Say NO! to polish, with the help from research

I am fortunate to have the chance to undergo my dental hygiene schooling at UBC. Here at UBC I have access to an extensive journal databases. Moreover, the dental hygiene program at UBC emphasizes the importance of evidence-base literature. This is significant as the evidence-based literature would serve as a practice guideline and facilitate in decision making. Subsequently, the recommendations given to clients would be of beneficence.The use of evidence-based recommendation is often used in my own dental hygiene care. I have had many clients who request for polishing and they usually ask me “My previous dental office always gave me polishing before the fluoride. Why don’t you?”. I would then provide them with what the recent research on rubber cup polishing. That is, RCP would remove micro layers of enamel, and that it is not needed for fluoride uptake. (1)  In addition, I would have clients who have equated a to a white smile to a healthy smile and wanted bleaching. I would then have to dispel this myth and explain the risk of bleeching their teeth. Once I provide my clients with this information, they are usually surprised and they make their own decision to decline polishing.

Reference

1. Azarpazhooh A, and Main PA. Efficacy of dental prophylaxis (rubber cup) for the prevention of caries and gingivitis: a systematic review of literature. Br Dent J. 2009;207(7):328-9.

Mrs.N- The lovely,hip Russian grandma ( Professionalism;communication)

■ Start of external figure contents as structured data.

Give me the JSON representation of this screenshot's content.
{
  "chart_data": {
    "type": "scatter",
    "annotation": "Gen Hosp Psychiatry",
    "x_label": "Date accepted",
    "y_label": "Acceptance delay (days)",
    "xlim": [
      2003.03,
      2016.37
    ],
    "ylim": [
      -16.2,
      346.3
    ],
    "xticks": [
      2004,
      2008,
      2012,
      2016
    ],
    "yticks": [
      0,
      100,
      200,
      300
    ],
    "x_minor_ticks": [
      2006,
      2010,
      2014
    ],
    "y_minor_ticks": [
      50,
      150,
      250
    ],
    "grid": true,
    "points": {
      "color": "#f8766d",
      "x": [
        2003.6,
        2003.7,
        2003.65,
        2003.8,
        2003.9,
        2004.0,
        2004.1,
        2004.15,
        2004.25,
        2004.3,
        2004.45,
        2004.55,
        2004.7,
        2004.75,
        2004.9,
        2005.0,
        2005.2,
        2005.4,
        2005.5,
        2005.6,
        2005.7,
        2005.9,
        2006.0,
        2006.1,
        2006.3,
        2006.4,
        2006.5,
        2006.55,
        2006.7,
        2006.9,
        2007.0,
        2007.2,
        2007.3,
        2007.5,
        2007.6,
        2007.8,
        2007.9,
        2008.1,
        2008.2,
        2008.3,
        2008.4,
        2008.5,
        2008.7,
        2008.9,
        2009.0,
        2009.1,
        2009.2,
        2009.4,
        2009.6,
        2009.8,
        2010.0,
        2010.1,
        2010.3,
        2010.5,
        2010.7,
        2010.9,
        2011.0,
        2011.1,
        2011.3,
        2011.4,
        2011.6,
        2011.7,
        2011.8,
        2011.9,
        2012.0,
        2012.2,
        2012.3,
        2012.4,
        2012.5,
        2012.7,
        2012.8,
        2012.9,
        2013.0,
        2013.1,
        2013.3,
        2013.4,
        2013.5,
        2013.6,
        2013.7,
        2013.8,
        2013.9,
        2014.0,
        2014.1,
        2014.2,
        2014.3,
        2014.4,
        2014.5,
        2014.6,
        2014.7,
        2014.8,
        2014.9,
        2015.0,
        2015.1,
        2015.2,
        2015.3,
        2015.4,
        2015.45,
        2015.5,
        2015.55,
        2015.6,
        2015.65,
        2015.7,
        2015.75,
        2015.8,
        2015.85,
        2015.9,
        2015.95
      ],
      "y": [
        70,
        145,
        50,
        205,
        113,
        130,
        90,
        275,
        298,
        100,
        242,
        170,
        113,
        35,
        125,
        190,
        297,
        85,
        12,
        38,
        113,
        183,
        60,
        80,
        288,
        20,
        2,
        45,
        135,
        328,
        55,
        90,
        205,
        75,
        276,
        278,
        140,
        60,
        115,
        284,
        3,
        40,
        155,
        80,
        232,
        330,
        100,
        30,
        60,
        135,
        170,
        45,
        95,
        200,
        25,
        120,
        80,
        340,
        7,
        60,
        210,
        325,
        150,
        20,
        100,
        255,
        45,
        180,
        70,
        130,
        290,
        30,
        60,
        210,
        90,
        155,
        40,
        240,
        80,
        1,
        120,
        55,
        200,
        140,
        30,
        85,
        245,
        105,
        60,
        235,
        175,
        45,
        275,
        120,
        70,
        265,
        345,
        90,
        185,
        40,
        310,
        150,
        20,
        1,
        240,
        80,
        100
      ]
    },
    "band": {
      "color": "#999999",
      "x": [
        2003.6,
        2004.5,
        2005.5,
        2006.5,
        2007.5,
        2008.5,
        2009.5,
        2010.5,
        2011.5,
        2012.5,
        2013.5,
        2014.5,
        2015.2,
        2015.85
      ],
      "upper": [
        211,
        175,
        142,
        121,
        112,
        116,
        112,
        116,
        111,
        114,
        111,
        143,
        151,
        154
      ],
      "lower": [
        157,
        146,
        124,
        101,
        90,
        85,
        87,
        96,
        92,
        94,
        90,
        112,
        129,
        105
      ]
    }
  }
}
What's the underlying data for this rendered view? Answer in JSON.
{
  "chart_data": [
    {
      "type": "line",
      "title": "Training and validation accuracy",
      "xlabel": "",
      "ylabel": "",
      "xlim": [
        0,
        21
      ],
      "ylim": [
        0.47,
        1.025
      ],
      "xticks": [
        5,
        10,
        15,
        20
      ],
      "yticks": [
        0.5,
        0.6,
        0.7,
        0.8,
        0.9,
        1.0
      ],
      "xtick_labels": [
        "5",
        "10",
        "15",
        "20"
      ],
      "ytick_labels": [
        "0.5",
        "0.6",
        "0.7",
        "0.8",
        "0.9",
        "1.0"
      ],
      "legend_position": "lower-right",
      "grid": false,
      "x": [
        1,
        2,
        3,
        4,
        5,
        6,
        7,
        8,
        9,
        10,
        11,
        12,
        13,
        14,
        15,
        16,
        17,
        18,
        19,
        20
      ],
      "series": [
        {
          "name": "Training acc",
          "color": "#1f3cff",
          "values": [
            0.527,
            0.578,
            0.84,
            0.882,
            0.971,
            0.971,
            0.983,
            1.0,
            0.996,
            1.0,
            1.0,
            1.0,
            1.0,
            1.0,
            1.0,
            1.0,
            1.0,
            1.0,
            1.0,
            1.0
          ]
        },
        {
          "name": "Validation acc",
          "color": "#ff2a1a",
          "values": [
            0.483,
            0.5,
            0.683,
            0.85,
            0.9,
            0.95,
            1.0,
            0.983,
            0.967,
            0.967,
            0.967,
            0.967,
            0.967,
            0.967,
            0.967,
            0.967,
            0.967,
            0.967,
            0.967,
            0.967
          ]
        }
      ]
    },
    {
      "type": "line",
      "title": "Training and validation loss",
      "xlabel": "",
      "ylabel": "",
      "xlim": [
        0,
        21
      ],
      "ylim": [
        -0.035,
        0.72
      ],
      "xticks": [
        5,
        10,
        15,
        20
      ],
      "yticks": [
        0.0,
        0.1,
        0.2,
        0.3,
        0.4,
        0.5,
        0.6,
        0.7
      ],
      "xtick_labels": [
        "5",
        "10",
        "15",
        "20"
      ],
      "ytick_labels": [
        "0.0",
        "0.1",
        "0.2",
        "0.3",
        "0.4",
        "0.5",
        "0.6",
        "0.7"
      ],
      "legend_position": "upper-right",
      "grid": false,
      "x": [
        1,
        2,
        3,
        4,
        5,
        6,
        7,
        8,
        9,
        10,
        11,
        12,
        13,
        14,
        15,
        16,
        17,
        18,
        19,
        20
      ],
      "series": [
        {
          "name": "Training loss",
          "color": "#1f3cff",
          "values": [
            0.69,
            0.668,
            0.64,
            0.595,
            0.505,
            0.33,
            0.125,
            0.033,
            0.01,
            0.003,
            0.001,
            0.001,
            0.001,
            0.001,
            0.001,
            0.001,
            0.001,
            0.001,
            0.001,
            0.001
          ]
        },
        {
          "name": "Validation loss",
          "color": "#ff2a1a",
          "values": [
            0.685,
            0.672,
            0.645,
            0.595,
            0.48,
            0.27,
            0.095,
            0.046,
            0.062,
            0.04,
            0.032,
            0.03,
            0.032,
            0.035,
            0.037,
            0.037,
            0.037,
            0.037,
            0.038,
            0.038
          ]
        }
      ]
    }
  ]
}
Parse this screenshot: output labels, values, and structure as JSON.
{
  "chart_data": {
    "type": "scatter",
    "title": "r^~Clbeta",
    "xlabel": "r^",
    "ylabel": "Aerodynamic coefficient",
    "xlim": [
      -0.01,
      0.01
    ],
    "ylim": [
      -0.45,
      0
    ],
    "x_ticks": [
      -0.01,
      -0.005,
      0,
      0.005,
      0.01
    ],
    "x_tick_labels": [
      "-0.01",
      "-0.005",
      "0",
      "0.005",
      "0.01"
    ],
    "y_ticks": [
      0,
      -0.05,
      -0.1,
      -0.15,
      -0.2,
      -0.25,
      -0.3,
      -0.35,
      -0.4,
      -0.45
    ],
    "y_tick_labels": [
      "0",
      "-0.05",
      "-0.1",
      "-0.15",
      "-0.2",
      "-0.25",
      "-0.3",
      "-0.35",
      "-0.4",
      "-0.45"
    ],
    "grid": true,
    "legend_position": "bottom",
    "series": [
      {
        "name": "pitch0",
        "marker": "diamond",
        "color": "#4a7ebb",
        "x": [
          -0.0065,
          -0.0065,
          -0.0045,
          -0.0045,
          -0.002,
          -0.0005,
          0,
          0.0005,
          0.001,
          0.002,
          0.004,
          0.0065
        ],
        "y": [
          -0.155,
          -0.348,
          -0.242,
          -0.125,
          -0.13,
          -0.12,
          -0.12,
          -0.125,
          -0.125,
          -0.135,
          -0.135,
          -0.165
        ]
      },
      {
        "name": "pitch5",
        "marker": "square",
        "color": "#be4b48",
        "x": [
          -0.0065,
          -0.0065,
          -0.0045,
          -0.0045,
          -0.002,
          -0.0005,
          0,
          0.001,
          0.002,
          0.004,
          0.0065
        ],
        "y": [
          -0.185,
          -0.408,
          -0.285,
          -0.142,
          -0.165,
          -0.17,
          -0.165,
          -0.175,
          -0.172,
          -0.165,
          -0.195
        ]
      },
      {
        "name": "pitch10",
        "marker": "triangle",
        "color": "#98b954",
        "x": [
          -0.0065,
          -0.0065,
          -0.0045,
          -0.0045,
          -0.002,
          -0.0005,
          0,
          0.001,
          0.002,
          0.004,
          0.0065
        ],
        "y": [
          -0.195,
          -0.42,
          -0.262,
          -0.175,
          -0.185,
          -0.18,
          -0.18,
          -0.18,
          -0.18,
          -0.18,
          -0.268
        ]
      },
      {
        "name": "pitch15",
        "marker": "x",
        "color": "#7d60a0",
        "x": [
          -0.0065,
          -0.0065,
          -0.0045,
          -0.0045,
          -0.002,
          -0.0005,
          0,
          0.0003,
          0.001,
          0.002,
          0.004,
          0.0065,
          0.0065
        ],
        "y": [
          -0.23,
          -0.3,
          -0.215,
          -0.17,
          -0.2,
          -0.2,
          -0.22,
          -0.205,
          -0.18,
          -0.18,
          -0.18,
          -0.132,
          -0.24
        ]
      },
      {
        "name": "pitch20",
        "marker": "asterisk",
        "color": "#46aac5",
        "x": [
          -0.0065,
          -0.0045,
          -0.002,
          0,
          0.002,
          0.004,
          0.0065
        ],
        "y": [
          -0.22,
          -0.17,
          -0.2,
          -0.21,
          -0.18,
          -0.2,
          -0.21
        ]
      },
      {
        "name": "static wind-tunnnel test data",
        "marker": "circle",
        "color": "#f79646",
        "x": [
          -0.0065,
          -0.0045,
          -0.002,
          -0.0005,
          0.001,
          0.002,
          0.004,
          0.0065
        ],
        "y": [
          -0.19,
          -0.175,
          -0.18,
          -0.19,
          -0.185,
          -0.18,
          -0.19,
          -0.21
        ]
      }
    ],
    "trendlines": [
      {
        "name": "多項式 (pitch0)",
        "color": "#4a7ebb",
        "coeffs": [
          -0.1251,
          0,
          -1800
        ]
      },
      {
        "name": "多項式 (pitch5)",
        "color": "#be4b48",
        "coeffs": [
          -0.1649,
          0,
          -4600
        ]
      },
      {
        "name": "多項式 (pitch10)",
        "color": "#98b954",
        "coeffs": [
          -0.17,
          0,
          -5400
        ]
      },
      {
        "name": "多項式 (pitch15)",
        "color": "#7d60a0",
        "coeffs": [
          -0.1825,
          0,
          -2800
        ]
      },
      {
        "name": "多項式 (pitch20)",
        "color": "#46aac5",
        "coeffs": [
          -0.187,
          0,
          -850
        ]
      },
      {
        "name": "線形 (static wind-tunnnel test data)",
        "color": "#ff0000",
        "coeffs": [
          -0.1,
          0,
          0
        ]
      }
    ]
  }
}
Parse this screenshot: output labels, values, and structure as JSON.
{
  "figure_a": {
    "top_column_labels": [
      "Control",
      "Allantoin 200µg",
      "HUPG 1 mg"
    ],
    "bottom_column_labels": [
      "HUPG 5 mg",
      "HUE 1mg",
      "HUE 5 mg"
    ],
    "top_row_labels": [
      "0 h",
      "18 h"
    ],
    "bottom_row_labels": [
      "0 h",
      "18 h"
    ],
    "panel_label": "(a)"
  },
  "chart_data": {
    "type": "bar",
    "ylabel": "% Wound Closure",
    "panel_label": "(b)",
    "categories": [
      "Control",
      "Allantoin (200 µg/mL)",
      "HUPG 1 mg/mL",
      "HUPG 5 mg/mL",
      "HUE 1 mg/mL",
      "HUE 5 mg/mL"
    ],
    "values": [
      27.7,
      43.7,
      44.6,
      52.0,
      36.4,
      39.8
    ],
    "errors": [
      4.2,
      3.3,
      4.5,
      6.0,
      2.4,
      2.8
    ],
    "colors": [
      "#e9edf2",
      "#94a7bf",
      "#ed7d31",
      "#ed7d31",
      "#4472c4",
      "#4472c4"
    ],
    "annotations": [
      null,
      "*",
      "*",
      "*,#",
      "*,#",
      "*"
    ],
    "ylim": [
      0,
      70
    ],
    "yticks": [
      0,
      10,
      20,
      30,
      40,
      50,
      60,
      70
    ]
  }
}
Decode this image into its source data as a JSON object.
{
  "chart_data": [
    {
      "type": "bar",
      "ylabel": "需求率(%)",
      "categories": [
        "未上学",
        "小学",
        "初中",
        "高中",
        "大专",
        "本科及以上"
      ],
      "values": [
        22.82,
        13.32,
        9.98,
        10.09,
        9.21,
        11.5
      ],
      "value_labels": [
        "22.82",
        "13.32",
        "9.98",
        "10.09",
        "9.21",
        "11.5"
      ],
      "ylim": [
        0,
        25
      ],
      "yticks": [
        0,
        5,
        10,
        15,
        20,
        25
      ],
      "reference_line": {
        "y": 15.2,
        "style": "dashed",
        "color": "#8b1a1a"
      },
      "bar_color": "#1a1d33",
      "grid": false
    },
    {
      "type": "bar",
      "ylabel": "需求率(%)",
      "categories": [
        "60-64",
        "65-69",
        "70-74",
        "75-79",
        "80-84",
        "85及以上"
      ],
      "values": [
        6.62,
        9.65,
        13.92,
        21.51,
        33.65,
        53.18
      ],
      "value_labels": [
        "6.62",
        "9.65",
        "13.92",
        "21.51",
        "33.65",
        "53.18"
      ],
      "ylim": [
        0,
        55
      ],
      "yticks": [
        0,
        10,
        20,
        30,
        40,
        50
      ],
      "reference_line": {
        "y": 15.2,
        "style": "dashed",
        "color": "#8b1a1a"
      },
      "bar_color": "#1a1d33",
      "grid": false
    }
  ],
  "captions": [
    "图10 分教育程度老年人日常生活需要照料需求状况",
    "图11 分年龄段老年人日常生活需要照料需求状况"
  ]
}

Living in a culturally diverse city, it becomes important that I am culturally competent and have good communication skills. One of the clients that I saw in the beginning of the year at UBC Oral Health Center was 67 year old Russian lady. She immigrated to Canada five years ago. In Russia she was a professor at an university and is now retired, stylish grandmother. Mrs.N knew very little English and had especially hard time in speaking. In a sentence of ten words, (depending on the content) two words would be in English and the rest would be in Russian. As one can imagine, this may pose a challenge for the clinician in terms of going through the assessment,proposing the treatment plan,client education and building client rapport. Initially, it was extremely difficult to understand her, let alone talk to her in English. However, through patience, careful listening, and observations of the non-verbal cues I was able to understand her most of the time. I was also able to communicate to her through the use of short, simple sentences. I did not use baby talk as I kept in mind that she probably knew the content, just not in English. Also, she would have probably found it offensive, as she is highly educated. If the use of brief sentences were unable to convey to her, I would use a combination of drawing, acting, and google translator. At the end of the sessions, Mrs.N was very appreciative of the care that I provided her with and gave me a heart-felt hug as we departed.

Mr. C (Clinical Therapy)

Prior to entering the program, I had a misconception that the oral health literacy of the general population were at a particular standard. As we live in country where the health care system is ranked top 30. Also, my parents have always had dental insurance and I would visit the dental office every six months. However, I gradually learn throughout the program, a client’s oral status and oral health perceptions is mediated by social determinants. In my senior years in dental hygiene, I was able to experience what we learned in class first hand. Mr.C a 65 year old man who was recently divorced,neglected by family members and recently moved to east Vancouver. With the castastrophe Mr. C was experiencing in his current stage of life, his oral health was in a similar state. When asked when was the last time he brushed, he stated he could not remember. Mr. C acknowledged that he had neglected taking care of his oral health, but also stated that he stopped brushing his teeth due to pain and the excessive bleeding. Mr. C thought that the bleeding of his gums was caused by his tooth brushing. Through debridement, client education, and oral self care sessions, there was a gradual improvement of his oral health. Moreover, there was visible change in his overall well-being as well. There was an increase in self-esteemed as Mr. C understood that he had control over his own oral health. He would enthusiastically give me weekly updates of the decrease in bleeding that he was experiencing. In addition, he would tell me about how he was meeting up with friends more often now as well. Through the supportive dental hygiene care that I was providing Mr. C was able to maintain his oral health and optimize his oral functions.